Peter Struck
Peter Struck, a professor of classical studies at the University of Pennsylvania, was the Academy’s Lucy Shoe Meritt Scholar in Residence in Rome in January and February. A leading scholar of ancient sign systems, he has written extensively on the theories of the sign in literary criticism and in divination through oracles, omens, and dreams. His first book, Birth of the Symbol: Ancient Readers at the Limits of their Texts (2004), explored the ancient Greek literary critics and theorists who invented the idea of the poetic symbol.

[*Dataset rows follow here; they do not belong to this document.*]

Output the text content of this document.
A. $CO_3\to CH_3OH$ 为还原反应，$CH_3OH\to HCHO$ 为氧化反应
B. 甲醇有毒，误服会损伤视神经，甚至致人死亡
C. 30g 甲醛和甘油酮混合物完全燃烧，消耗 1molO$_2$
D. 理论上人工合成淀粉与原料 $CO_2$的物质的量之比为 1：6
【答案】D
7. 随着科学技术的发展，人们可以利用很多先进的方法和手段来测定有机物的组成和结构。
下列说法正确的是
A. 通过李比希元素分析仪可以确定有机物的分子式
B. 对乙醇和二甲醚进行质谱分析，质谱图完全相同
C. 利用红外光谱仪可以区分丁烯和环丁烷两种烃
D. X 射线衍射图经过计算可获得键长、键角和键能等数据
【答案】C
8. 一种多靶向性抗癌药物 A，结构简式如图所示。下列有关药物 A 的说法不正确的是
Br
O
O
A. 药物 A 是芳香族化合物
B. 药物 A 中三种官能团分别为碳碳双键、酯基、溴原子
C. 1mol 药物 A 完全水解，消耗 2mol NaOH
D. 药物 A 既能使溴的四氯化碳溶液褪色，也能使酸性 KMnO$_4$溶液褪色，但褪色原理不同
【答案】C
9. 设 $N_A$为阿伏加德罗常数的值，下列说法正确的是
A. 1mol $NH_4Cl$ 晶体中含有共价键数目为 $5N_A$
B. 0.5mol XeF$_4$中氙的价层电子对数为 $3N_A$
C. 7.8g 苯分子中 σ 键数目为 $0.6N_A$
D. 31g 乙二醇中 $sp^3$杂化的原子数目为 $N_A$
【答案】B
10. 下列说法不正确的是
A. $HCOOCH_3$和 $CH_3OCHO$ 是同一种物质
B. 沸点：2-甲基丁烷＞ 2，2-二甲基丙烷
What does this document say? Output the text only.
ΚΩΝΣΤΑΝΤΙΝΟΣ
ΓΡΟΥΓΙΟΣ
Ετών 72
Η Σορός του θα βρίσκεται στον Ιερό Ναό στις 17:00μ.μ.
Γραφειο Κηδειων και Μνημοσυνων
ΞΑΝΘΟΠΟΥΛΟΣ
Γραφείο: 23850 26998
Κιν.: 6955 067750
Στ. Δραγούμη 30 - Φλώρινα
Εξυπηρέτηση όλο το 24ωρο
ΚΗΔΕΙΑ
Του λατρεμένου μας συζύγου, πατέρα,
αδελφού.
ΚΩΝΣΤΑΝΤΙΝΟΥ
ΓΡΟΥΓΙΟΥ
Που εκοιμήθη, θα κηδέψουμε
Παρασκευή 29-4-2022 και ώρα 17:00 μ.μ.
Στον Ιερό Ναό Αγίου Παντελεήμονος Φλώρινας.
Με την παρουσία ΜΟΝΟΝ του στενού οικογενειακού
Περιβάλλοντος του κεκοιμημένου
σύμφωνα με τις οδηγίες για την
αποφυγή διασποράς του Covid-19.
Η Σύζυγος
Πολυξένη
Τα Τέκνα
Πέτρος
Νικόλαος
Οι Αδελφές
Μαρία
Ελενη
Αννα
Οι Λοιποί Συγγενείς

Outside academia, Struck has served as a consultant to NBC, Newsweek, US News and World Report, and A&E, and worked on Clash of the Gods, a TV series on mythology for the History Channel. At TEDxPenn last year, he delivered a talk that linked the practices of ancient divination to contemporary cognitive research. After spending a year at Stanford’s Center for Advanced Studies in Behavioral Studies, Struck saw a connection between the discoveries of cognitive scientists, evolutionary biologists, and behavioral psychologists—for example, with regards to nonverbal communication, intuition, and nondiscursive thinking—and the techniques used by ancients to make decisions or solve problems. More than occult rituals, acts like reading the entrails of sacrificed animals were techniques, Struck explains, that opened possibilities to break from discursive deliberations and tap into “things we know without quite knowing how we know.” Divine Signs and Human Nature: A Cognitive History of Divination in Antiquity, his forthcoming book, expands on this discussion.